A federal jury found former Minnesota Viking Stu Voigt guilty of bank fraud late Friday and found his business partner guilty on all but one of nearly a dozen fraud charges in connection with a scheme prosecutors say bilked investors out of millions of dollars.
Jurors reached a verdict Friday evening after 2½ days of deliberating in U.S. District Court in Minneapolis.
Voigt’s business partner, Jeffrey Gardner, was accused of using money invested in his Hennessey Financial LLC to pay off prior investors and other debts instead of financing real estate projects. Voigt was accused of defrauding a Bloomington bank while serving as its chairman by failing to disclose debts Gardner owed him when Gardner applied for a line of credit.
Voigt was on trial for two counts of bank fraud, and was found not guilty on one of them. Gardner faced multiple charges of mail fraud, conspiracy to commit mail fraud, making false statements on a loan application and bank fraud. Jurors found him not guilty on one of the false-statement charges.

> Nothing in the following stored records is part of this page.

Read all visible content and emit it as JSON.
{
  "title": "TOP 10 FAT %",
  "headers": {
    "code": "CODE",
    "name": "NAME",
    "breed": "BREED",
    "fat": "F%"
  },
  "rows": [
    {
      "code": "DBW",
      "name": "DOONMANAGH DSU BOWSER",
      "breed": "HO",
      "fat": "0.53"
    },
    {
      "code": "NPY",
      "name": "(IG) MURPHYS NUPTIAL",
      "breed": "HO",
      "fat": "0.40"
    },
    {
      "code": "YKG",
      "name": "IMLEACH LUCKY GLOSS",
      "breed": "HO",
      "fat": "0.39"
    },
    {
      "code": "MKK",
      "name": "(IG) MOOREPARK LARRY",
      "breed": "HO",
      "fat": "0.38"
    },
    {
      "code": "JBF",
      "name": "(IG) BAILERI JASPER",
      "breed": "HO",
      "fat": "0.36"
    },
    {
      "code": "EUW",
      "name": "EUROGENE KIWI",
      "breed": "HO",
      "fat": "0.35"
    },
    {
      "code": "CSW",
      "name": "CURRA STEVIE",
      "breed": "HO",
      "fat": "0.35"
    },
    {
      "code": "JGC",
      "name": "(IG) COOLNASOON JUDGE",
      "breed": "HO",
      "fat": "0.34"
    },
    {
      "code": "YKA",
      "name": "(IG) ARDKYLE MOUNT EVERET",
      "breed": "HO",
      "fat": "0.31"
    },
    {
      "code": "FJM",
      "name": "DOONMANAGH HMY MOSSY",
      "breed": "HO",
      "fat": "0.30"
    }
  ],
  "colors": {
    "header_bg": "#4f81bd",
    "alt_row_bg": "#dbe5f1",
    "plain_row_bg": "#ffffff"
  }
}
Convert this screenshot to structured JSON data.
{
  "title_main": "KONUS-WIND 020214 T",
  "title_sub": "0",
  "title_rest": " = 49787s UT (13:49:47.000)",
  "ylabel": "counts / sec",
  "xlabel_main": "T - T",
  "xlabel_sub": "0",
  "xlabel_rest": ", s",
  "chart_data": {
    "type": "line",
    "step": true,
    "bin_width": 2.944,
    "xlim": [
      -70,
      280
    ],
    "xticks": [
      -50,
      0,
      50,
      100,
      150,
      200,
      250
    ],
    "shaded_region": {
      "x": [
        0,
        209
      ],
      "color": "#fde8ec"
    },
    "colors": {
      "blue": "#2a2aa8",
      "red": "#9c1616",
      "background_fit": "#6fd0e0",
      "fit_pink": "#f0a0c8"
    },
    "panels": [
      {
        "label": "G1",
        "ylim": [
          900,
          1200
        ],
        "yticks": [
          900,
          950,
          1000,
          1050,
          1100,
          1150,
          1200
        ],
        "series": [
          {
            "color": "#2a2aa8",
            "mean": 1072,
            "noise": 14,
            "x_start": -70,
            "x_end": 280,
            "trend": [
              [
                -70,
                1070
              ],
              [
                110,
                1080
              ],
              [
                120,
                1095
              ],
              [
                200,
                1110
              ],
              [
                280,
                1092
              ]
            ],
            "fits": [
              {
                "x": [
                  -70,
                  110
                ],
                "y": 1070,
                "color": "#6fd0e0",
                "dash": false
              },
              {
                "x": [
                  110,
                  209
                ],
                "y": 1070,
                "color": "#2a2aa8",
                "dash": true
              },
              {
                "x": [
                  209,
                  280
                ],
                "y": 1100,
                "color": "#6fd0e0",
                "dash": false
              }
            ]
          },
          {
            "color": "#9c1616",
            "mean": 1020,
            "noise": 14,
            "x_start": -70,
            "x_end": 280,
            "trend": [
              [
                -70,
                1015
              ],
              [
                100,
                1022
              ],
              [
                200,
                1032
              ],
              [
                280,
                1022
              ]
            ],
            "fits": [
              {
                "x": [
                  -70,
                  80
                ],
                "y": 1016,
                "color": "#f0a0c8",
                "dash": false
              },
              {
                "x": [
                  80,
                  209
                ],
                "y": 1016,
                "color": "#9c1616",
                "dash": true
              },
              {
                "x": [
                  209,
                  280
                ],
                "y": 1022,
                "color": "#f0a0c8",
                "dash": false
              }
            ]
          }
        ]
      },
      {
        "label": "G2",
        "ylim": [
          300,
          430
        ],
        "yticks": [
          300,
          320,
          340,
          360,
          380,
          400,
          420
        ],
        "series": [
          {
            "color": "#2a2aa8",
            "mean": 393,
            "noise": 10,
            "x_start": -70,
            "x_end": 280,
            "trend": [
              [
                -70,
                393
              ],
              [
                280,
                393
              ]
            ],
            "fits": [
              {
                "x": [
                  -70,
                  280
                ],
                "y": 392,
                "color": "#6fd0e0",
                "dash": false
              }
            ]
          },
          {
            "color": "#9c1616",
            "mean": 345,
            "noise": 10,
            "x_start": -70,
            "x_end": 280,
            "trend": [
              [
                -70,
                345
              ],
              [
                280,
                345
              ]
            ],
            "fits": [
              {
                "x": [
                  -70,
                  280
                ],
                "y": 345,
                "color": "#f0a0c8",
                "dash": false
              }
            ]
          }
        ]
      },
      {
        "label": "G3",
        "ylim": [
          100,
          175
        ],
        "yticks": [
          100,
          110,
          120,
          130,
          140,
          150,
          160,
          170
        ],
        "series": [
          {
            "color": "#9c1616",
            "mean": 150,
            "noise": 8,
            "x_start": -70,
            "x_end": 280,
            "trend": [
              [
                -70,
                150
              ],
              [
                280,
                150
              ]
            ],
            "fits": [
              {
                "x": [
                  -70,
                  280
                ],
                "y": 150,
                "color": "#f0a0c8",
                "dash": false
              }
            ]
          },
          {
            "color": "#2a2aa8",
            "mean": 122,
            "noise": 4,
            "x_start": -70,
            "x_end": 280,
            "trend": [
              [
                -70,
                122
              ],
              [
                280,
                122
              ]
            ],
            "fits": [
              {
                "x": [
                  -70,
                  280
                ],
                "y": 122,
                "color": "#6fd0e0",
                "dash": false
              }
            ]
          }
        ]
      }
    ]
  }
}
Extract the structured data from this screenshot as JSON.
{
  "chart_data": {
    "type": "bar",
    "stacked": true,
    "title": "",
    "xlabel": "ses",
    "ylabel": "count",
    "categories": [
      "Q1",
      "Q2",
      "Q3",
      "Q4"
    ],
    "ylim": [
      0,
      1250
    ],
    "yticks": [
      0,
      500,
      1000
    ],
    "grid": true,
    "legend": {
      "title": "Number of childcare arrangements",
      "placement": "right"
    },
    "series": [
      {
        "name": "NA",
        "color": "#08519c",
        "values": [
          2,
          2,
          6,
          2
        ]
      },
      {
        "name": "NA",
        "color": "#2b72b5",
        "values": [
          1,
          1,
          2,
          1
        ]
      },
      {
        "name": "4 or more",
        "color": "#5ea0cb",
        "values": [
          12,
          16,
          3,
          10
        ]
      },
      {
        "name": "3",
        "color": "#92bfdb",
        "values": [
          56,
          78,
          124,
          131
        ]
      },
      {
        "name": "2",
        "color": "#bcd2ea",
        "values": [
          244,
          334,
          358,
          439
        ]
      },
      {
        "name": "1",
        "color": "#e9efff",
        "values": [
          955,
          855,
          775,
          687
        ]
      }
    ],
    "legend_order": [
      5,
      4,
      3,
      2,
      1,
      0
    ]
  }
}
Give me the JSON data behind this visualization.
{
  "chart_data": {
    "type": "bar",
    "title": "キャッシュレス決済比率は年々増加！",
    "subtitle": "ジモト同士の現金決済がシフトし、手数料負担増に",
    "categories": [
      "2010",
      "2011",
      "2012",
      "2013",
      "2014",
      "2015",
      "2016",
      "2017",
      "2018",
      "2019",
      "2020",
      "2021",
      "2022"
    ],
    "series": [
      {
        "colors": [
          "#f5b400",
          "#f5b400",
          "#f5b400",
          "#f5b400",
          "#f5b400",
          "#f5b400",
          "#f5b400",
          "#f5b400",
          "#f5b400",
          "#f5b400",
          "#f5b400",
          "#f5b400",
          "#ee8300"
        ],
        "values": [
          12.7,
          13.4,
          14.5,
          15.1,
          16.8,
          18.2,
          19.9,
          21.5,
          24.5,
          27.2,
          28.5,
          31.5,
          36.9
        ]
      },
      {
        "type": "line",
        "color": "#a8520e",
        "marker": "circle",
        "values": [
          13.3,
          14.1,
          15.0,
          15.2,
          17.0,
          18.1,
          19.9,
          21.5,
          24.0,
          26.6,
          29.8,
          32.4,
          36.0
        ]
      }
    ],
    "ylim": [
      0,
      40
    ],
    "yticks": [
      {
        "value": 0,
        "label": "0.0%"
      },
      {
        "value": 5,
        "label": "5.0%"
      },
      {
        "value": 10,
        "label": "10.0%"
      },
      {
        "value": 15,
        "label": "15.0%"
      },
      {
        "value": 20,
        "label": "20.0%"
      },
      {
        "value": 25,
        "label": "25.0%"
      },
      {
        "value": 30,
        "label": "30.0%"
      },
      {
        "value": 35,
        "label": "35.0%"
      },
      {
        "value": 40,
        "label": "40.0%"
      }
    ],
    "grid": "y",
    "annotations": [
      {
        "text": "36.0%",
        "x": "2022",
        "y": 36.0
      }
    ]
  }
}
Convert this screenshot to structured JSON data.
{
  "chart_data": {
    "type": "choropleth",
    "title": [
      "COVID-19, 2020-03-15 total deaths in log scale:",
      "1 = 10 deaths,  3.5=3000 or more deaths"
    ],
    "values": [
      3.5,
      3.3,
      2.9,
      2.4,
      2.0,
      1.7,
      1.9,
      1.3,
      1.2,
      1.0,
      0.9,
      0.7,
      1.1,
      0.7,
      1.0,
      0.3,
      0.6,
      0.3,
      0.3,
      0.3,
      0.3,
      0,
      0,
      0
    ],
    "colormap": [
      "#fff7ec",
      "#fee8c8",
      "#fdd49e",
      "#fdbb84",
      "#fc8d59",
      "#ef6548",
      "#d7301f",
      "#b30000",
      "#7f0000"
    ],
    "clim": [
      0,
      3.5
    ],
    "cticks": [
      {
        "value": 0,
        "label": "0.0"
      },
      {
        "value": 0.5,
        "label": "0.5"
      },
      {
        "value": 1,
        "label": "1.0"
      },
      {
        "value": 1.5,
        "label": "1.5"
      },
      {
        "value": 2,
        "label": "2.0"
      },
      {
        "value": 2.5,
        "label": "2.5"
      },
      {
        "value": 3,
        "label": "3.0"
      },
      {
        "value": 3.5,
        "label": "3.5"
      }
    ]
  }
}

U.S. District Judge Patrick Schiltz will sentence the men at a later date. The bank fraud charge carries a maximum sentence of 30 years in federal prison.
As his business failed, prosecutors said, Gardner continued to paint a rosy picture to potential clients.
One investor was a 90-year-old man who still works part-time at a movie theater because he lost his life savings in Hennessey Financial.
Prosecutors said that money instead helped cover costs of a settlement with Gardner’s ex-wife.
During closing arguments on Tuesday, Assistant U.S. Attorney Robert Lewis told jurors that, despite all the details they heard over six days of trial, the case “boils down to simple fraud.”
Lewis said Gardner stripped Hennessey of its remaining viable assets before it collapsed, depriving its creditors of collateral, and moved the healthy assets to a new company Gardner called “Jeff-What Me Worry?” Lewis said Gardner never told investors that Hennessey Financial was in a hopeless state, nor did he disclose that a hedge fund set up to finance the business planned to foreclose on it in early 2008. “The alternative is just to stop and tell [the investors],” Lewis said.
James Ostgard, Gardner’s attorney, called the case far more complicated. Gardner and his investors were casualties of the housing market crash, he said.
“Why would a guy who spent 30 years … working himself up from nothing, why would he then spend five years scheming to defraud his family, his childhood friends, his cherished benefactor, First Commercial Bank, for that matter, so he could give it all to [a hedge fund]?”
Ostgard said Tuesday. “That has to be the dumbest scheme to defraud I’ve ever heard.”
Lewis said Voigt and Gardner defrauded First Commercial Bank in Bloomington, where Voigt was chairman, when they didn’t disclose that Gardner owed Voigt $4.5 million as he applied for a line of credit that the bank approved.
Andrew Birrell, one of Voigt’s two attorneys, told jurors that Voigt acted in good faith and with no intent to defraud anyone. He said a document from Gardner’s presentation to the bank included a note that Gardner’s statement didn’t include liabilities of $12 million.
He asked why Voigt, “the guy with the biggest share in the bank,” would defraud it.
“It’s appalling that he is even here,” Birrell said. “He’s faced this matter with a great deal of courage.”
Federal prosecutors brought the charges against Voigt last April, less than a year after he settled a lawsuit brought in 2011 by former teammate Ron Yary. Yary, who starred with Voigt on ’70s-era Vikings teams that went to three Super Bowls, maintained that Voigt conned him and three others out of $1 million.
Longtime pro wrestling announcer Ken Resnick, who once called Voigt a friend, was also part of that suit, along with his late mother.
Resnick said news of the verdict left him emotional.
“I wish more of the 36 counts Stu Voigt was originally facing had carried through to trial, but it’s gratifying to know that the jury saw through the defense his attorneys tried to put forth,” Resnick said. “I hope they’ll be going to prison, because that’s where they belong.”